Findings from the National Survey on Workplace Climate and Well-being
Nurses are not only the largest body of employees in the healthcare system, spanning all segments of care with a workforce of over 307, 000 (AIHW, 2015), they are also the frontline of the health system. However, it is widely recognised that in Australia, like in many other advanced market economies, there is increasing concern regarding the ageing of this workforce with more than 40 percent of this workforce now 50 years or over (AIHW, 2015). This potentially can have an effect on this high-skilled labour market if these key resources exit the health sector in a short period of time…
Focus of the Study
This is the third and most comprehensive of the surveys carried out by the Monash University team on the nursing and midwifery profession. This study addresses the key indicators associated with workplace climate in this sector of the workforce through a comprehensive national survey designed to explore the working conditions, wellbeing and organisational and management practices that characterise the work environments of nurses/midwives.
It looks at these topics:
- Emotional Labour
- Career Satisfaction
- Occupational Turnover Intention
- Employee Voice
- Organisational Practices
- Support at Work
- Life Satisfaction
- Support from Family
Summary of findings
The findings of this study reveal a decline in key workplace indicators since the previous studies.

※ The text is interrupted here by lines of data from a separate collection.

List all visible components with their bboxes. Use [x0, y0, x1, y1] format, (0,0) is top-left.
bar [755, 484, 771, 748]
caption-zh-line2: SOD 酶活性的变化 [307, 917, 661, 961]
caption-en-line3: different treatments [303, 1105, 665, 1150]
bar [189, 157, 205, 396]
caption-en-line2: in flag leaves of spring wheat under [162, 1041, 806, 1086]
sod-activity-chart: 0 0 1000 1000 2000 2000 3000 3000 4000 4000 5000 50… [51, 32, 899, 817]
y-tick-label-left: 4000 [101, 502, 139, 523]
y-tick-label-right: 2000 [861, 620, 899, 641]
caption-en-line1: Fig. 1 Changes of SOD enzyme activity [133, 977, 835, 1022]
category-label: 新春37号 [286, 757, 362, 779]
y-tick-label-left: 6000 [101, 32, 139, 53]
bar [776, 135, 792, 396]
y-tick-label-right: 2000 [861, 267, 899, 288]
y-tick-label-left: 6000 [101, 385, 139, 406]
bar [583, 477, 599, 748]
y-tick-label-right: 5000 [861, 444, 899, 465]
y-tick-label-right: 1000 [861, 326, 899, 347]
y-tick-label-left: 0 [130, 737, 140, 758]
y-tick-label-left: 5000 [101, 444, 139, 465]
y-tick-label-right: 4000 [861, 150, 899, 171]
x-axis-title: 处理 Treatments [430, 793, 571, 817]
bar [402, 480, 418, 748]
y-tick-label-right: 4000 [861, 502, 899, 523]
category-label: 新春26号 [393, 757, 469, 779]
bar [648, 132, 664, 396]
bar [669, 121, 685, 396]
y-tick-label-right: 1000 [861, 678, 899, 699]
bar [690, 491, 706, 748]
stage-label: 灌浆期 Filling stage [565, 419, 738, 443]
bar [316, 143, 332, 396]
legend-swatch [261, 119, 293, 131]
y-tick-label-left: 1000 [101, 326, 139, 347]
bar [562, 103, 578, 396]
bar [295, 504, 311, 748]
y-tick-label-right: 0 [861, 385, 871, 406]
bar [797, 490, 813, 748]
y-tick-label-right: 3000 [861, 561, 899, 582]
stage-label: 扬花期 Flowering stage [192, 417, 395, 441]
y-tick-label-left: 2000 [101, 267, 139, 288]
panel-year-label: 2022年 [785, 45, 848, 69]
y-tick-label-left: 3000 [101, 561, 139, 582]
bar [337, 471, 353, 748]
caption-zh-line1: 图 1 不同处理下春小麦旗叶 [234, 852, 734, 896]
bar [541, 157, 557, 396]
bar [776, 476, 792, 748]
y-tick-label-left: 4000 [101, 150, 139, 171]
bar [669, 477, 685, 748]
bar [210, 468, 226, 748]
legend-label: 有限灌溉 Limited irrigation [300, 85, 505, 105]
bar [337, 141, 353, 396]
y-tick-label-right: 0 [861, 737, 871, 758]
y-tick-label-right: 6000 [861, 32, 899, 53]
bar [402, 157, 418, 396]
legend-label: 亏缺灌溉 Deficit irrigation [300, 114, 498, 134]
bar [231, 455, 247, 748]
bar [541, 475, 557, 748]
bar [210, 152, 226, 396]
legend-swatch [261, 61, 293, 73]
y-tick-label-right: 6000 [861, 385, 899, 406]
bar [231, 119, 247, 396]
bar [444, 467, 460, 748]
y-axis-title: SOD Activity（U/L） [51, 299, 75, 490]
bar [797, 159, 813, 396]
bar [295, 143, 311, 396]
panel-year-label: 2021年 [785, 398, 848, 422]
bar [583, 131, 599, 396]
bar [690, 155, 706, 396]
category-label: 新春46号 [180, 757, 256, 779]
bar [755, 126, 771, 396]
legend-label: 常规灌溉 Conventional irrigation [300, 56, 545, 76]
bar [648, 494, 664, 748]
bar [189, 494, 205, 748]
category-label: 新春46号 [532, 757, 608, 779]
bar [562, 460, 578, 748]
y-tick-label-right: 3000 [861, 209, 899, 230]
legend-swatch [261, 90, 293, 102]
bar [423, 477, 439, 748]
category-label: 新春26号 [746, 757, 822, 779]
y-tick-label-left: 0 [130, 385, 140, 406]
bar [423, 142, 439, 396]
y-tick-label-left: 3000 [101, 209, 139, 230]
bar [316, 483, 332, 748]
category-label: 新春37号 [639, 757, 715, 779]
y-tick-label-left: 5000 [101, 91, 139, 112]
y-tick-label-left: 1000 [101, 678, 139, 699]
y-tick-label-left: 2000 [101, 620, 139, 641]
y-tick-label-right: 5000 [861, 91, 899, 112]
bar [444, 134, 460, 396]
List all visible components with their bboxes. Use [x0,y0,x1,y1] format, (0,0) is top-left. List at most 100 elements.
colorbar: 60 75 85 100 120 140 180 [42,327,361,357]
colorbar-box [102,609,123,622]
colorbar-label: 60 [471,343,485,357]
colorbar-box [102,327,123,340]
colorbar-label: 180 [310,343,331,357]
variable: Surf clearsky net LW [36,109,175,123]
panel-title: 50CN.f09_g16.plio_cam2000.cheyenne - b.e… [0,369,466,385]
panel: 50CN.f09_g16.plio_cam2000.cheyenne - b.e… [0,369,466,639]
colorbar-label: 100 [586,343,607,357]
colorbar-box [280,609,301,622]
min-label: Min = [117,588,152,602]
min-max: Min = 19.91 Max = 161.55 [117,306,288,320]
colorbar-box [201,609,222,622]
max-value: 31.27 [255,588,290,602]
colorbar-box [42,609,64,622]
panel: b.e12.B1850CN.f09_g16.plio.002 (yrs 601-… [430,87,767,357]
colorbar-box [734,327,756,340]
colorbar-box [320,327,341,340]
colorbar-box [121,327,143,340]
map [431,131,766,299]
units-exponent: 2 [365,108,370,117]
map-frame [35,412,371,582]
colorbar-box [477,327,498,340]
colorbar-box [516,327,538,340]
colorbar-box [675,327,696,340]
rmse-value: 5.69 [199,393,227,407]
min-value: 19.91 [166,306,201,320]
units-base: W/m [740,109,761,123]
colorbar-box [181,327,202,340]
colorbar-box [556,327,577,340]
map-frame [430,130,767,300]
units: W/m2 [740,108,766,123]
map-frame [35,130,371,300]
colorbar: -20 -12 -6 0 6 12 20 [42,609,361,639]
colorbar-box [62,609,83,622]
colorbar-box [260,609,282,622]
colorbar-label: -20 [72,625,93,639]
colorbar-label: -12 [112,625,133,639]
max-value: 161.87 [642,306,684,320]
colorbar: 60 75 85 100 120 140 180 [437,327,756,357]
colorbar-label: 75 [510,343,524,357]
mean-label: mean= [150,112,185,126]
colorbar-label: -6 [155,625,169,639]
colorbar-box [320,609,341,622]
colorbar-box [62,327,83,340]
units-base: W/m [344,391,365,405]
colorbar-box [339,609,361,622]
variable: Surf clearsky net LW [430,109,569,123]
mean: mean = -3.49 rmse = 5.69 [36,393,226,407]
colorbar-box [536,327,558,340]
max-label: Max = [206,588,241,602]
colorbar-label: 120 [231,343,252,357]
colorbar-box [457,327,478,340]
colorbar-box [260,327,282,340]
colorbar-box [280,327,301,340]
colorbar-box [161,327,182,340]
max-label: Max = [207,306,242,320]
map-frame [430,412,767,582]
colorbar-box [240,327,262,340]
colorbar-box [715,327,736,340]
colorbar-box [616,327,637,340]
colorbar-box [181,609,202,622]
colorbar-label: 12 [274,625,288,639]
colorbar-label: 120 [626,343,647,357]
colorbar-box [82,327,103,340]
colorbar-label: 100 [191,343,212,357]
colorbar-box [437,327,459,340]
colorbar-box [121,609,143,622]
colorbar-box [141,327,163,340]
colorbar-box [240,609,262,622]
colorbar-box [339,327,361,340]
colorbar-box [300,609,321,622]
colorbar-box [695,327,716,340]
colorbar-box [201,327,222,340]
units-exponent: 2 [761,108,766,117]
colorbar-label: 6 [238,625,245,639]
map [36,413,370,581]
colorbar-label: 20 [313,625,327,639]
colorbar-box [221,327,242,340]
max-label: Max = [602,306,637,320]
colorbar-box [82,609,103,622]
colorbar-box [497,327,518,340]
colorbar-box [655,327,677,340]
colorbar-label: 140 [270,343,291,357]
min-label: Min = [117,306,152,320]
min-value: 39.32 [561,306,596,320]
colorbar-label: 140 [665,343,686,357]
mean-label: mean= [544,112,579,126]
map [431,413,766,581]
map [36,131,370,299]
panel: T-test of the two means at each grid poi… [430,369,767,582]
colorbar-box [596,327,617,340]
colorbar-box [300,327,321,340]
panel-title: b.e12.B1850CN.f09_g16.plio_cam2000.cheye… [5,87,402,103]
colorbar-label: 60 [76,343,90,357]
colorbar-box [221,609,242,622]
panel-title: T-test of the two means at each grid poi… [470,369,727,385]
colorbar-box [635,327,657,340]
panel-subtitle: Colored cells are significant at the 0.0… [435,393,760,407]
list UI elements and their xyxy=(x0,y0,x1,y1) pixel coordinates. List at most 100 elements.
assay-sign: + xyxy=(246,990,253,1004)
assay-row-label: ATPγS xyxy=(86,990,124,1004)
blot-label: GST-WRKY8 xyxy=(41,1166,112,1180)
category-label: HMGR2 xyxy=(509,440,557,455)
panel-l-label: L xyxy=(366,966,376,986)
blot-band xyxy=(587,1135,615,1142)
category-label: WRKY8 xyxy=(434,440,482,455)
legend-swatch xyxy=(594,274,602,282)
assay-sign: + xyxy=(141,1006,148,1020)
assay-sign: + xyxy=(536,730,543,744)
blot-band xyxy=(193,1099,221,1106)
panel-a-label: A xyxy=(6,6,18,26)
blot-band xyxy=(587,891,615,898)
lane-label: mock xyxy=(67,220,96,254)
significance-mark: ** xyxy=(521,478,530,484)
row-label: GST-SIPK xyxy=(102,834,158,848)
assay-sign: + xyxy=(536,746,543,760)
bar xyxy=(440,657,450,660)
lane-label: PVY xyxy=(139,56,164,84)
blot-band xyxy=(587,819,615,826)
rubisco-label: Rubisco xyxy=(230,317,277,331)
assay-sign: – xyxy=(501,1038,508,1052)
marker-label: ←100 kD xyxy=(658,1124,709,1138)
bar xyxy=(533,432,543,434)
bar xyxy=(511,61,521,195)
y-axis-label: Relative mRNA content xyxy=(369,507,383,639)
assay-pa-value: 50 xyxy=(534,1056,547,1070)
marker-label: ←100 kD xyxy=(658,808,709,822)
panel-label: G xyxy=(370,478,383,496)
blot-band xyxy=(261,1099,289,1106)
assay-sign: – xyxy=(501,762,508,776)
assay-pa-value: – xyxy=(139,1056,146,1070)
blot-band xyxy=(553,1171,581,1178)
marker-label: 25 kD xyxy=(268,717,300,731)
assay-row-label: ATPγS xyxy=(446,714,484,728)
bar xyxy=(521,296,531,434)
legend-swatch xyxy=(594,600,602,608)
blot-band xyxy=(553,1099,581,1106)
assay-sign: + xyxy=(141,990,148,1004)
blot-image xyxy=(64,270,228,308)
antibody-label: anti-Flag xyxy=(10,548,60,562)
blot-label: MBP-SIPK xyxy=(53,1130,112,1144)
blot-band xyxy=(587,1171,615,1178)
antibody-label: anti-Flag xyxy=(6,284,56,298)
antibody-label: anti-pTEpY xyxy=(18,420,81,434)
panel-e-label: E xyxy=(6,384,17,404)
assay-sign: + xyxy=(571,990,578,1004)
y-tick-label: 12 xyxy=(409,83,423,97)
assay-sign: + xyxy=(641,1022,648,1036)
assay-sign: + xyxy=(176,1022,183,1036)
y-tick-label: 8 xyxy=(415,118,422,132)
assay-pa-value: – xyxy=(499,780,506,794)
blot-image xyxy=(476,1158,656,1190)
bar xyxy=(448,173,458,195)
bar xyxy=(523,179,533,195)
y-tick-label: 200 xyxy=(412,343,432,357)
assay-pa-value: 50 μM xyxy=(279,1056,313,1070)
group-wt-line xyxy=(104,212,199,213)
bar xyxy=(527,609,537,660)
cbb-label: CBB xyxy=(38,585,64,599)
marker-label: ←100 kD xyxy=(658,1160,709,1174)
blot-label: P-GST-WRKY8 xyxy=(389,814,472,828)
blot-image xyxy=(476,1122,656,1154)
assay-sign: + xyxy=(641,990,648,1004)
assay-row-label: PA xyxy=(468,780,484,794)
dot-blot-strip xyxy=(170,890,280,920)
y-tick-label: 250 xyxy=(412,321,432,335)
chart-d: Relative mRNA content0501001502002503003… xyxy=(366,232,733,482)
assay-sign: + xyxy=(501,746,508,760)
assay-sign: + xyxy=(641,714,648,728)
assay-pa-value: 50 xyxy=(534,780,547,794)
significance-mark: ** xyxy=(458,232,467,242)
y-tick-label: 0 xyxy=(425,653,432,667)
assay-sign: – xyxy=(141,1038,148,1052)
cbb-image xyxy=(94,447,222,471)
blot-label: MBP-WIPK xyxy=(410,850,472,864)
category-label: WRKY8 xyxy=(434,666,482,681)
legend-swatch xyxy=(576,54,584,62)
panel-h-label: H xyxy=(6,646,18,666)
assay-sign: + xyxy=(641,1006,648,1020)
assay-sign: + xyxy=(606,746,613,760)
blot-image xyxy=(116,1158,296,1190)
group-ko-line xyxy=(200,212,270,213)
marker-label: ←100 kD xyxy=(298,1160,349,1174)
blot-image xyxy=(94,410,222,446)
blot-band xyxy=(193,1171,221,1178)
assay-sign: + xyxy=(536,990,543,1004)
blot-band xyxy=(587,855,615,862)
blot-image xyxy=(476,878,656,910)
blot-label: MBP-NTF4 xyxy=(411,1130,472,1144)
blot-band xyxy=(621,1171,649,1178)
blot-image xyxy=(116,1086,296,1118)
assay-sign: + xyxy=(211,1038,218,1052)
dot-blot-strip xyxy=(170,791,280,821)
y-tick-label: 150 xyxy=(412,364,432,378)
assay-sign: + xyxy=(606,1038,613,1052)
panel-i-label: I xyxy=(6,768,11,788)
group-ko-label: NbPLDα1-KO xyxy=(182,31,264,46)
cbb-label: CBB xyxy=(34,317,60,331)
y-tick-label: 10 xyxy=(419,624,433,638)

The findings suggest an increasingly over-stretched and undervalued workforce, with many more experienced staff contemplating leaving the profession. Many employed in this sector appear to feel stifled and trapped in an occupation they were initially passionate about. However, such passion appears to be being progressively eroded by the increasingly demanding work conditions, declining voice, poor income and advancement or developmental opportunities. Such deterioration of working conditions may also serve as a deterrent to potential entrants to the nursing or midwifery profession, if not addressed. In a sector expecting to expand considerably in the next decades, such evidence from this survey is indicative of major problems in the near future. The survey as such sounds a warning call to those charged with managing this workforce and this sector.